Buy-In: Saving Your Good Idea from Getting Shot Down

Harvard Business Review Press; $22

Oh, to be a drill sergeant, or the tyrant of a small country: They don't have to worry about convincing people to accept their ideas - they just proclaim them, and enjoy 99.99 percent approval. The rest of us, though, face the bitter task of getting "buy-in" from the assorted cretins, naysayers and barely literate savages with whom we work. Since the iron hand isn't available, we have to rely on the velvet glove, which is where Buy-In comes in. It starts with a fictional story to demonstrate the many ways in which a good idea can get destroyed, then gives a list of 24 common attacks, along with strategies for defending against them. One of the key elements is to always treat your enemies with respect, no matter how little they deserve it, and to take the high road wherever possible. At the same time, once you've finished saving your idea with the book's strategies, you can reverse-engineer them to destroy other people's ideas.

Other people's mistakes

The Hot Dog Syndrome and Don't Bust the Budget - Toss It!

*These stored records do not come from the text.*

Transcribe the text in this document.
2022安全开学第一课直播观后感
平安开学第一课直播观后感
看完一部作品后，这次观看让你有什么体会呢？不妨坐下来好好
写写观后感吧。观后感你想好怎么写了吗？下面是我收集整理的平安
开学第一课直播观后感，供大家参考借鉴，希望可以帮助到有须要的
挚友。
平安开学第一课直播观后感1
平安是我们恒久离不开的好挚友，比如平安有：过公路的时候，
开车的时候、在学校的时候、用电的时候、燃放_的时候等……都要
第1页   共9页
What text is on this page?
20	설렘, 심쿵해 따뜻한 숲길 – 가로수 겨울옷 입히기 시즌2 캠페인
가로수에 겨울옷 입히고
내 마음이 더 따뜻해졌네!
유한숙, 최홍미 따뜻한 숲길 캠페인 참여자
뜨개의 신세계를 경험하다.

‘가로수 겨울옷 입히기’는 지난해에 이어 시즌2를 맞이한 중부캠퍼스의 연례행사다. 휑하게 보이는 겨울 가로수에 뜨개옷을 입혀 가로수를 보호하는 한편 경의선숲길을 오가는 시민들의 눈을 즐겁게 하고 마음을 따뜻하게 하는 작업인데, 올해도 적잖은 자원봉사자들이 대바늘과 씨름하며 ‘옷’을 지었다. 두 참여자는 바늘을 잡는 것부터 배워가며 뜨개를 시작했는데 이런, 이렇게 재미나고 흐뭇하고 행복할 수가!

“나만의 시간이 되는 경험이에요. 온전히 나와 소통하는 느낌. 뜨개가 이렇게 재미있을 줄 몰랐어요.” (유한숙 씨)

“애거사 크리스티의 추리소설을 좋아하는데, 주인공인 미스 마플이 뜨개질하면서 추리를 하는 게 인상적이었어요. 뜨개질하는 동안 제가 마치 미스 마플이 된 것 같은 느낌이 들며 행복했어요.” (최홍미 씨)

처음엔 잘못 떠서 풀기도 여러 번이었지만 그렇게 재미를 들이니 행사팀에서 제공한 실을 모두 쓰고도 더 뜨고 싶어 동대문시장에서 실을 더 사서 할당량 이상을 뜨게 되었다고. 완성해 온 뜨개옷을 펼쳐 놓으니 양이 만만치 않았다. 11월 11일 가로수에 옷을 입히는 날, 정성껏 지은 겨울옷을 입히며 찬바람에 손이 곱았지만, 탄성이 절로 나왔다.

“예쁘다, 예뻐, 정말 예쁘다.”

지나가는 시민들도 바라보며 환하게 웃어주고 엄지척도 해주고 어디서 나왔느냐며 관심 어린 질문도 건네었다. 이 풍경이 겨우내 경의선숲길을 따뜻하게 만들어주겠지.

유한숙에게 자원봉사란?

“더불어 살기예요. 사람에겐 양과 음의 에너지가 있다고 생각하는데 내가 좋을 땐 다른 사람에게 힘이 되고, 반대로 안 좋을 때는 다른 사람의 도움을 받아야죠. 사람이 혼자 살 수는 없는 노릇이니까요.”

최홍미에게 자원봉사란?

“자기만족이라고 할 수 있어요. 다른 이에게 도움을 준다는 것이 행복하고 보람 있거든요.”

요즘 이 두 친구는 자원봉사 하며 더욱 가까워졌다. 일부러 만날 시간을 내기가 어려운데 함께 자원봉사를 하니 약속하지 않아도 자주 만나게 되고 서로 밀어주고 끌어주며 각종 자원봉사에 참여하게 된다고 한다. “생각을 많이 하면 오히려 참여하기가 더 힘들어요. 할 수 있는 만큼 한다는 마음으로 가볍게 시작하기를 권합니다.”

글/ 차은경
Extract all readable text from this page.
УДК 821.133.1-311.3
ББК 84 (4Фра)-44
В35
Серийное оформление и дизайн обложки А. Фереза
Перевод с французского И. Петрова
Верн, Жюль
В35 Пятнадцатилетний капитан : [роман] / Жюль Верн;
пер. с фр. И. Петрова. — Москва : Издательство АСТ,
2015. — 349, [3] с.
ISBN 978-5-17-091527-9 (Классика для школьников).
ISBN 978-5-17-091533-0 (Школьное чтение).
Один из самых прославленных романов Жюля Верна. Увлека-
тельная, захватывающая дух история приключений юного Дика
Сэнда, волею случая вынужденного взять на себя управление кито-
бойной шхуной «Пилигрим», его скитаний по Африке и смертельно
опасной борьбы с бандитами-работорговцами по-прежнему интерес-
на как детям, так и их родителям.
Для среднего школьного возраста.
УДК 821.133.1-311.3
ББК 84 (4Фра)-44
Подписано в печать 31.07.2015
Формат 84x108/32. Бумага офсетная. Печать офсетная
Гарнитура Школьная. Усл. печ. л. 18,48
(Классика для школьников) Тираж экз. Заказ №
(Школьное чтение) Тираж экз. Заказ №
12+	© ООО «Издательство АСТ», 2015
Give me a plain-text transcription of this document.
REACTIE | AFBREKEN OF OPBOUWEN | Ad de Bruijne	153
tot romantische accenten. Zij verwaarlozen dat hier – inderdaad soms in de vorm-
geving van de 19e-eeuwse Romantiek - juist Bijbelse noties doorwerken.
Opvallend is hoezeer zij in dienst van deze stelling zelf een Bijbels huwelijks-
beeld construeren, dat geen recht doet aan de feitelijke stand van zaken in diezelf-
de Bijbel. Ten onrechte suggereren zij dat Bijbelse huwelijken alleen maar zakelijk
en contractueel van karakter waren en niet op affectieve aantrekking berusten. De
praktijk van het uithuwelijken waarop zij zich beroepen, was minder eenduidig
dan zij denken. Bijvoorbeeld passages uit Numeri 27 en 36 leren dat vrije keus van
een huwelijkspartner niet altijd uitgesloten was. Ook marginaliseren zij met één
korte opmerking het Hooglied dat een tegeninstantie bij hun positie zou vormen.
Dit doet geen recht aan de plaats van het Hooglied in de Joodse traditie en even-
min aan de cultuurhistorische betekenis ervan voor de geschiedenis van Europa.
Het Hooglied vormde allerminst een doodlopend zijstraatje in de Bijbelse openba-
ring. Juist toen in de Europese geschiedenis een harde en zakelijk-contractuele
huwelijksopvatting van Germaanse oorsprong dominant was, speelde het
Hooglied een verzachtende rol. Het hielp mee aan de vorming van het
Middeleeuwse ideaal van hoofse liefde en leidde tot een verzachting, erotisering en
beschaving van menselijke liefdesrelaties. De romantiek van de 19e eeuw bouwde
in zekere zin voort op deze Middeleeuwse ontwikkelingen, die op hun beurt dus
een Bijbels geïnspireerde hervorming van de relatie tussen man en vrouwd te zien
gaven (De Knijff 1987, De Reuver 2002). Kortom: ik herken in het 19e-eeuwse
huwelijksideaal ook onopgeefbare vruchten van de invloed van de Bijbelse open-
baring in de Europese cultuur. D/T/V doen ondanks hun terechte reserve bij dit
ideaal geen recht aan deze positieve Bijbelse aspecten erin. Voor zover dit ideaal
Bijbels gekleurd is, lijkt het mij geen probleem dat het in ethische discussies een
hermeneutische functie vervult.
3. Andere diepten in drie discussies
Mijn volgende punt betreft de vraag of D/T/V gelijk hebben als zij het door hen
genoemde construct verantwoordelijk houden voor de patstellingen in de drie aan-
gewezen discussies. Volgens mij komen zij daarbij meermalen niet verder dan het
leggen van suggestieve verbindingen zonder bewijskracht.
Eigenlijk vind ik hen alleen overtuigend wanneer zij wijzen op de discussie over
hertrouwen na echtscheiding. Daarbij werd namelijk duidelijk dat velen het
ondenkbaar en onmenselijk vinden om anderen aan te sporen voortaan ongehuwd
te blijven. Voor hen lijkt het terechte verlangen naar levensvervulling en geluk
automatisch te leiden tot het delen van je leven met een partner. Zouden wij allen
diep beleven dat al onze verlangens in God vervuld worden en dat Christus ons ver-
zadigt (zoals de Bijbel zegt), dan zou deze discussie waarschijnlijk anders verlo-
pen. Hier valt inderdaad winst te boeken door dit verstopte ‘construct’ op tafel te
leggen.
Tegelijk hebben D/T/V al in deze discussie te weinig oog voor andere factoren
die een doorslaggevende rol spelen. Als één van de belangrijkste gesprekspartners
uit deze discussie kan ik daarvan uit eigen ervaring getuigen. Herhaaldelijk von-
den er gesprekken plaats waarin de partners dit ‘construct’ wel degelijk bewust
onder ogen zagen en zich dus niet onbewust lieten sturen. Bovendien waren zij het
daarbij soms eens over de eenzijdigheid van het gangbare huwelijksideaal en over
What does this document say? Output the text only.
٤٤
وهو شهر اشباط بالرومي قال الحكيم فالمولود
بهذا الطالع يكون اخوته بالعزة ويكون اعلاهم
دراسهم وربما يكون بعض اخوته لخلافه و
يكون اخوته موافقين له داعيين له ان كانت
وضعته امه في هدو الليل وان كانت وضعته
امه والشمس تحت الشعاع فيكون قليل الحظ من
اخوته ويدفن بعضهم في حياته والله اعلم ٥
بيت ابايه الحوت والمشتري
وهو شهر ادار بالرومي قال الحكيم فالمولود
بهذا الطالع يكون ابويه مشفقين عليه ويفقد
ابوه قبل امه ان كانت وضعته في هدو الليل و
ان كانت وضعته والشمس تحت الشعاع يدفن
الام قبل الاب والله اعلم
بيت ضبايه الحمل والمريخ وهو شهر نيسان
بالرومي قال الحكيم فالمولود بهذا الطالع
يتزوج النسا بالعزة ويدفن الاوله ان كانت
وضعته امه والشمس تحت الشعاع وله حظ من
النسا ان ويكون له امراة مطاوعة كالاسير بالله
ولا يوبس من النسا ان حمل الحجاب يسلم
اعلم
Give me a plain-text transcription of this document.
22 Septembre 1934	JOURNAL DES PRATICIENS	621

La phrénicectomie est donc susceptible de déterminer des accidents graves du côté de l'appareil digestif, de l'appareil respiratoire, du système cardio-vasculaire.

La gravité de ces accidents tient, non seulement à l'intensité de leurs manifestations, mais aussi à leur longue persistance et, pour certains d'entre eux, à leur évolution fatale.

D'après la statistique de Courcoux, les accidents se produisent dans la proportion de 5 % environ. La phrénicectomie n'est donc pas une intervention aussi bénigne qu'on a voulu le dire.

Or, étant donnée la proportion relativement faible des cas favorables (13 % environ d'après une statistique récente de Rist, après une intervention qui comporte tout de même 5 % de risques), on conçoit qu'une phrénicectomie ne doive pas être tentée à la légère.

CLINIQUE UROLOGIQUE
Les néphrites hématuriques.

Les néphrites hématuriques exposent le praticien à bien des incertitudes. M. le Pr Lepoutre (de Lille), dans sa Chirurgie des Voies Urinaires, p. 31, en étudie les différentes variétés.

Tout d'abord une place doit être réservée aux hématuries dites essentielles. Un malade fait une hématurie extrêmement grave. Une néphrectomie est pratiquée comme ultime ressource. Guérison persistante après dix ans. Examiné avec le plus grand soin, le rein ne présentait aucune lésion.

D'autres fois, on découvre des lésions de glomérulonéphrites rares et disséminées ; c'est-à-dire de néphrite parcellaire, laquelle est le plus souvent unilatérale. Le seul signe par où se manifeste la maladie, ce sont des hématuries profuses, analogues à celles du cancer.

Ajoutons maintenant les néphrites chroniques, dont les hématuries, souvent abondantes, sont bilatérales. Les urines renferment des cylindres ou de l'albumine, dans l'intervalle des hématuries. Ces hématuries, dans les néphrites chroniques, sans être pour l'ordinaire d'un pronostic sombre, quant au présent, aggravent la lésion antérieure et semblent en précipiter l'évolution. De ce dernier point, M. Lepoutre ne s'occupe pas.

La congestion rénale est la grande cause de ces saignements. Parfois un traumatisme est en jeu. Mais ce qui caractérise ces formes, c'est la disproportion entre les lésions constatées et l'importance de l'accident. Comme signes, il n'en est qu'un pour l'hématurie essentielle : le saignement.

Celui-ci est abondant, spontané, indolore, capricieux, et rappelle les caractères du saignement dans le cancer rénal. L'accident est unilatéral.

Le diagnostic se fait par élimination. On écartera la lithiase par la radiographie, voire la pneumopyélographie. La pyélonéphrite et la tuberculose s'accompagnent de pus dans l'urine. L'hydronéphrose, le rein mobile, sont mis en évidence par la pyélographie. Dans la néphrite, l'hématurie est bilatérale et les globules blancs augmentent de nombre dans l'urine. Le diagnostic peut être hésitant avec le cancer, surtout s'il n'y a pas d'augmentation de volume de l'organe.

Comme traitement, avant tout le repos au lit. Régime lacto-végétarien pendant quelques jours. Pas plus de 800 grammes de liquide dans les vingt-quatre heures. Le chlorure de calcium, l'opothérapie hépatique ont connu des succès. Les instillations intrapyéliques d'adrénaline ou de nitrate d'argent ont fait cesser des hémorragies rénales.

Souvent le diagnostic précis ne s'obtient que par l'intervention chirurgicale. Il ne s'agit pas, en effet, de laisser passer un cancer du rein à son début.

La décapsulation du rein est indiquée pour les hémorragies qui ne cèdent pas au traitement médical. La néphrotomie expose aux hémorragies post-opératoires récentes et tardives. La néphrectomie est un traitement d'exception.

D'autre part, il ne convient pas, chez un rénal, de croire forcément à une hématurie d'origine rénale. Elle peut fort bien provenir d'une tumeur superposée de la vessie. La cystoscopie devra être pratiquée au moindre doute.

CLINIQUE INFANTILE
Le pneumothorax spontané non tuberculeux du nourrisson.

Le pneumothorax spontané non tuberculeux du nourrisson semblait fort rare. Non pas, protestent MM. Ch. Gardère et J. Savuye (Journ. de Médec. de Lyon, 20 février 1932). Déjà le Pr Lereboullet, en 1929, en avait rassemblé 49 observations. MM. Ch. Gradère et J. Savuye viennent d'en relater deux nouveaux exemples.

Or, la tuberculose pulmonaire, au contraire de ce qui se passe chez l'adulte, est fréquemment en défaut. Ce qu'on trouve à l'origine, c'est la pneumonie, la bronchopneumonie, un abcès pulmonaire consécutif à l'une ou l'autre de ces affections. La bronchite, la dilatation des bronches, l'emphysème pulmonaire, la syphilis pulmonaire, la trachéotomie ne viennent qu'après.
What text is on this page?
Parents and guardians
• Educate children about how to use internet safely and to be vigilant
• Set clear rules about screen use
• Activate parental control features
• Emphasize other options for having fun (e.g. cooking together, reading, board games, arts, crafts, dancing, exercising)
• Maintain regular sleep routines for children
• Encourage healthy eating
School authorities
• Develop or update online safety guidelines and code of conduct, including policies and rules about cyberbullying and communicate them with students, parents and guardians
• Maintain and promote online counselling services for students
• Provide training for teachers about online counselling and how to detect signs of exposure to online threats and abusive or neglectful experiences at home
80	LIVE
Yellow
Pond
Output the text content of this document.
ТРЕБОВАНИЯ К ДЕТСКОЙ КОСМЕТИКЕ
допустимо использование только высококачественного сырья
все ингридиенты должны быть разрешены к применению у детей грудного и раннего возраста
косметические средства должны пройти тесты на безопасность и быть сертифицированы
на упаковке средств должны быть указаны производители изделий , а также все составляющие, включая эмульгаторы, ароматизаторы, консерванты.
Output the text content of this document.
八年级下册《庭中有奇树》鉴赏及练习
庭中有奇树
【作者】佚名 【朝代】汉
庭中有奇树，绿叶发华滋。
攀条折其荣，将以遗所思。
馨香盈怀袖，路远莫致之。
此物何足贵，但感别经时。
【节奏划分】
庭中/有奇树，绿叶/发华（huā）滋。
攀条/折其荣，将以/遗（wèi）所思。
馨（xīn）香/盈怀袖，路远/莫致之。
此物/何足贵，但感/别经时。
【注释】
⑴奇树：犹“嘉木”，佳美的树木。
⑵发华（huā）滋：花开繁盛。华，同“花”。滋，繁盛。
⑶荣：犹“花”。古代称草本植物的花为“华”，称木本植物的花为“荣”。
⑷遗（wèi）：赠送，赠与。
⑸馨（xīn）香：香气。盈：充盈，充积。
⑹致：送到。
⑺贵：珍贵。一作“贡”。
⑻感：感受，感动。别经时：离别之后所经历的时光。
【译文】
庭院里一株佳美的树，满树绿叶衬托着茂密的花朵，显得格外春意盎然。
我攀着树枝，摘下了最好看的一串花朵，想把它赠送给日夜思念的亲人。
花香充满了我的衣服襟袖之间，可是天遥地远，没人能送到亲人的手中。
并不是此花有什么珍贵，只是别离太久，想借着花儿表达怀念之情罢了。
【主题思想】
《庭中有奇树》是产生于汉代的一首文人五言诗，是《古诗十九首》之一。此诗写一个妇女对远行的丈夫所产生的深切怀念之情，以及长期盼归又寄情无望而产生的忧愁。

Granville Publications; $15.95 each

As we've noted before, one of the perks of being the most trusted advisor to businesses is that you get to learn from all their mistakes. Harvey Goldstein, a CPA for over 40 years and chairman of Top 100 Firm SingerLewak, has taken full advantage of that, and returned the favor with two books of advice for businesses and entrepreneurs: The Hot Dog Syndrome and Don't Bust the Budget - Toss It! The first uses the fictional framework of a dissatisfied business owner being guided by the disembodied "Voice" of experience, while the second is a more straightforward collection of tips and strategies for improving a company's financial and planning functions, but both let the reader benefit from the misfortunes of others.

Whack-a-mole

How Companies Win: Profiting from Demand-Driven Business Models No Matter What Business You're In

Harper Business; $26.99

As fun as Whack-a-Mole is, randomly pounding small animals on the head is hardly a business strategy - and yet, in some ways, it's the strategy pursued by all the companies that wait to see what customer needs pop up, and then race to fulfill them. The best companies, on the other hand, get out ahead of customer demand and even create it - bringing the mole to the surface at just the point they're ready to whack it. In Whack-a-Mole, this involves a blindfold, finely honed senses, and a certain amount of Zen meditation; in business, according to How Companies Win, it involves inventive prediction of where markets are moving, based on macro-economic and customer trends, analysis of successes and failures in adjacent categories, and a strong knowledge of your customer base and where the pools of "high-profit" demand are most likely to be. Drawing on success stories from a wide range of businesses, it offers a valuable blueprint for getting to the mole before everyone else.

True tax stories

Get Capone: The Secret Plot That Captured America's Most Wanted Gangster

Simon & Schuster; $28

Can there be a better episode in history for accountants than the story of Al Capone? It's got guns, booze, broads and back taxes, plus it's the only story we know of whose moral is, "File timely!" Get Capone is a new retelling of Scarface's rise and fall, including information from previously unreleased Internal Revenue Service and prosecutorial files. Fast-paced and exciting, it gives as much attention to Capone's underworld high jinx as to the government campaign to put him behind bars, and the tax charges they used to do it, while also throwing some new light on the St. Valentine's Day Massacre, and debunking some Capone-related myths.

Also in print

With its usual speed, CCH has produced a mammoth guide to the recent Dodd-Frank Wall Street Reform and Consumer Protection Act. We'll go out on a limb and say that CCH probably understands the new law better than Congress does, and with their explanations and analysis, you will too.